Por cinco votos a quatro, o STF (Supremo Tribunal Federal) decidiu que os os deputados federais João Paulo Cunha (PT-SP), Valdemar Costa Neto (PR-SP) e Pedro Henry (PP-MT), condenados por participação no esquema, perderão seus mandatos, na sessão desta segunda-feira (17) do julgamento do mensalão, em Brasília. O relator Joaquim Barbosa proclamou então que uma vez transitada em julgado a ação, por unanimidade, ficam suspensos os direitos políticos de todos os réus condenados, pelo artigo 15 da Constituição. Já por maioria, decidiu-se que, consequentemente, os réus, ora condenados, estarão impedidos de exercer mandato representativo, seguindo o parágrafo terceiro do artigo 55 da Carta.
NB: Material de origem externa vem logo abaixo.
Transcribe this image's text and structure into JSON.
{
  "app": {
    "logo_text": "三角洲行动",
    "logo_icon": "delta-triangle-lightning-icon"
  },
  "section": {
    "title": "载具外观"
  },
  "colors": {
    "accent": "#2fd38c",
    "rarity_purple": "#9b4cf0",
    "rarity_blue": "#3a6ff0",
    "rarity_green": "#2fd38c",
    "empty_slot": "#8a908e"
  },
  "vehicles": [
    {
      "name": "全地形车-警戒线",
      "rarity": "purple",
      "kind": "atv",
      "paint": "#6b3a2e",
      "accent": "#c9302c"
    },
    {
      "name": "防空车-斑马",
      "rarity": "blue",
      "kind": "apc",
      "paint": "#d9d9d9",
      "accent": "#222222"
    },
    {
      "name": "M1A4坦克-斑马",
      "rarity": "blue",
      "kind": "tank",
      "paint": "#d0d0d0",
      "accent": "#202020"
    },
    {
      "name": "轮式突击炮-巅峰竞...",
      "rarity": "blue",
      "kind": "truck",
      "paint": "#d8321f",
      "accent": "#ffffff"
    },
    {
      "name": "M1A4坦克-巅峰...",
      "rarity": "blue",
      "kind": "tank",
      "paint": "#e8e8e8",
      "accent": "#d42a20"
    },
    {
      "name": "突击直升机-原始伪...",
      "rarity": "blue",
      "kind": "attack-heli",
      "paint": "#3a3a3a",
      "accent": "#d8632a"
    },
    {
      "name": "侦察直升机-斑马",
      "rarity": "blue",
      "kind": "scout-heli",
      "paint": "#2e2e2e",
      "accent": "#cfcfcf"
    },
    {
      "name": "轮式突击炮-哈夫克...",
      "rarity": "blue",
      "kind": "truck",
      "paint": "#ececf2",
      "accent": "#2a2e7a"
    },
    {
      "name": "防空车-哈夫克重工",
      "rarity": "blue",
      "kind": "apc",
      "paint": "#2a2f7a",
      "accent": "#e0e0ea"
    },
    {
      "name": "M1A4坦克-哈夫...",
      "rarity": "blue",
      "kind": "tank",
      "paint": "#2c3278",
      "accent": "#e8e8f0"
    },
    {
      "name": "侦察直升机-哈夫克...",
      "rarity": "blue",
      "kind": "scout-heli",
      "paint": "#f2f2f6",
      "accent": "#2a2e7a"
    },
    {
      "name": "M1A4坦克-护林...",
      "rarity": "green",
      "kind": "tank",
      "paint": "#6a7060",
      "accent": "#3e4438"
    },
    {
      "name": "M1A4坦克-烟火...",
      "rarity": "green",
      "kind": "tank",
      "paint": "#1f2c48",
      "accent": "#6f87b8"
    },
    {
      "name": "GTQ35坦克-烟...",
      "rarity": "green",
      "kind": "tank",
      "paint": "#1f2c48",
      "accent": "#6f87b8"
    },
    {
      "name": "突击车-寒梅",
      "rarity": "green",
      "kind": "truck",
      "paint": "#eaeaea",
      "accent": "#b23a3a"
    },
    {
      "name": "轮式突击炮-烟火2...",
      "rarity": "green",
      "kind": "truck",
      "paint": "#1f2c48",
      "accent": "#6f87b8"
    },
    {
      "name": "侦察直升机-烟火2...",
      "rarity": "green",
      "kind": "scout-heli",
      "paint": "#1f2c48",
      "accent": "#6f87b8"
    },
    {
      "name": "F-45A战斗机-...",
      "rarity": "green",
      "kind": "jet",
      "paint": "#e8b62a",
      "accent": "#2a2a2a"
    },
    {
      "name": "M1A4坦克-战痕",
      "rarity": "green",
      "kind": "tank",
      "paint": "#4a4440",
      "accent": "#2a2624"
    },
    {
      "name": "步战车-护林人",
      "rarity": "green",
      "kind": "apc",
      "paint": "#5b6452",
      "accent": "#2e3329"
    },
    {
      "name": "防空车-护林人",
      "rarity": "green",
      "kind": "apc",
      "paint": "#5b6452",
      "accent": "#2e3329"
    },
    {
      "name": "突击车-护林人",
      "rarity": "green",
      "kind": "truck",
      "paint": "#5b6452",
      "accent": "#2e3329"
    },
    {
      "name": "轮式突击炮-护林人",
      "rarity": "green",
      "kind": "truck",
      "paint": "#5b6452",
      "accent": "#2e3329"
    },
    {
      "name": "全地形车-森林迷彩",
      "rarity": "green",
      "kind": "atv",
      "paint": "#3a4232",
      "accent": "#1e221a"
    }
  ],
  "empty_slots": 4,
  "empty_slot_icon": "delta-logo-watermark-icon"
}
Para os ministros que divergiram, deveria ser aplicado o parágrafo segundo. (Veja tabela abaixo) A questão sobre a perda dos mandatos dividiu os magistrados: Luiz Fux, Gilmar Mendes, Marco Aurélio Mello e Celso de Mello seguiram o relator e defenderam que a Suprema Corte tem poder para determinar a cassação dos mandatos. Celso de Mello, o decano da Corte, votou na sessão de hoje. Os demais magistrados apresentaram seus votos na sessão do último dia 10.Outros três magistrados, Cármen Lúcia, Dias Toffoli e Rosa Weber, seguiram o revisor Ricardo Lewandowski, que defendeu que cabe ao Legislativo decidir sobre os mandatos dos condenados. Além dos deputados, a maioria dos magistrados já concordou com a cassação imediata do mandato de José Borba (PP), atual prefeito de Jandaia do Sul (PR).